I mancati rimborsi per gli abbonamenti Fce: la protesta dei genitori

95047.it In questi giorni la nostra redazione è stata letteralmente subissata – a giusta ragione, almeno secondo noi, perchè studenti e genitori hanno il sacrosanto diritto di fare sentire la propria voce – di messaggi di questo tenore: “Vi informo che il comune non a rinnovato gli abbonamenti x autobus scolastici è una vergogna. Non fate finta di niente”.

Oppure: “Spett.le 95047,Vi scrivo per informarvi riguardo un fatto indecoroso. Sono uno studente che frequenta il liceo artistico di Catania, e in quanto studente che risiede in un Comune diverso da quello in cui è sita la scuola, ho il diritto di avere l’abbonamento Fce gratuito da parte del comune di Paternò, ovvero il Comune in cui risiedo. Fino ad oggi è stato così. Se non che pomeriggio quando mi sono recato in agenzia per avere il rinnovo dell’abbonamento mensile mi comunica che il comune di Paternò non rilascerà più gli abbonamenti per gli studenti che frequentano istituti fuori Paternò. TUTTO CIO’ PERCHÉ IL COMUNE NON HA PIÙ I FONDI PER GARANTIRE IL DIRITTO PRIMARIO ALL’ISTRUZIONE. VI SEMBRA UNA COSA CORRETTA DA PARTE DELL’AMMINISTRAZIONE ?!!!! Quando soldi vengono sperperati milioni di euro in cose futili e inutili.. perchè non dovrei usufruire di questo diritto quando i miei genitori pagano le tasse come tutti i cittadini italiani con quel poco che si guadagna al giorno d’oggi…Spero in una vostra celere risposta e in una scandalosa denuncia da parte vostra.
Cordiali saluti”.

O, ancora: “Salve, sapete che il Comune non agevola più gli abbonamenti FCE per gli studenti che vanno a studiare fuori…e nessuno ne parla”.

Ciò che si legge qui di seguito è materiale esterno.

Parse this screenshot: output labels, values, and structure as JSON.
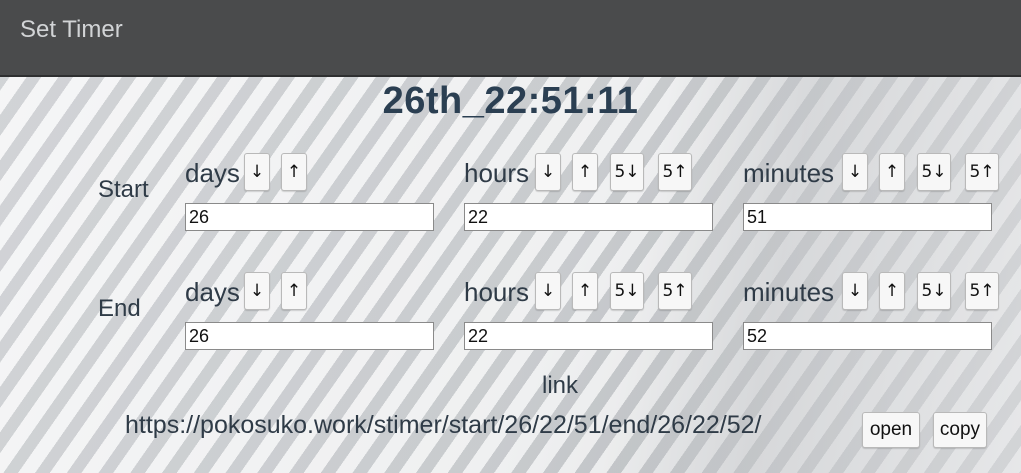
{
  "header": {
    "title": "Set Timer"
  },
  "current_time": "26th_22:51:11",
  "start": {
    "label": "Start",
    "days": {
      "label": "days",
      "value": "26"
    },
    "hours": {
      "label": "hours",
      "value": "22"
    },
    "minutes": {
      "label": "minutes",
      "value": "51"
    }
  },
  "end": {
    "label": "End",
    "days": {
      "label": "days",
      "value": "26"
    },
    "hours": {
      "label": "hours",
      "value": "22"
    },
    "minutes": {
      "label": "minutes",
      "value": "52"
    }
  },
  "buttons": {
    "down": "↓",
    "up": "↑",
    "down5": "5↓",
    "up5": "5↑"
  },
  "link": {
    "label": "link",
    "url": "https://pokosuko.work/stimer/start/26/22/51/end/26/22/52/",
    "open_label": "open",
    "copy_label": "copy"
  }
}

 Sono solo una parte dei messaggi fatti recapitare alla nostra posta o al Messenger di Facebook. Ieri, vi è stata anche una protesta da parte dei genitori dinanzi agli uffici comunali di piazza della Regione: lamentano il fatto che ad anno scolastico abbondantemente iniziato abbiano trovato quella bella sorpresa. “E’ scandaloso”, ripeteva questa mattina una delle mamme.

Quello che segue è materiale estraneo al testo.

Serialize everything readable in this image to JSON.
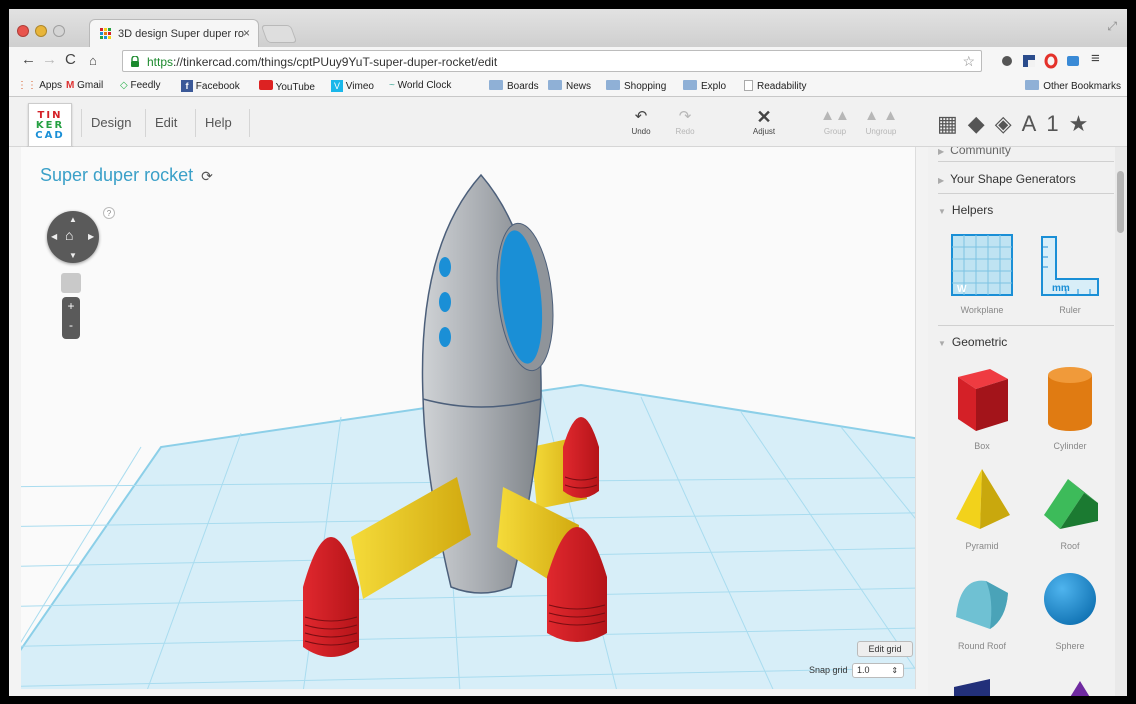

MA COME STANNO LE COSE? Semplicemente (si fa per dire), nel Bilancio pluriennale mancano le somme destinate agli studenti pendolari delle scuole superiori. Morale: per ora si paga. Poi, se verrà previsto nel prossimo Bilancio le somme verranno eventualmente rimborsate. Ce n’è abbastanza per scatenare ben più di qualche malumore. Domani mattina, intanto, dovrebbe avere luogo un incontro tra il sindaco ed una delegazione di genitori e studenti.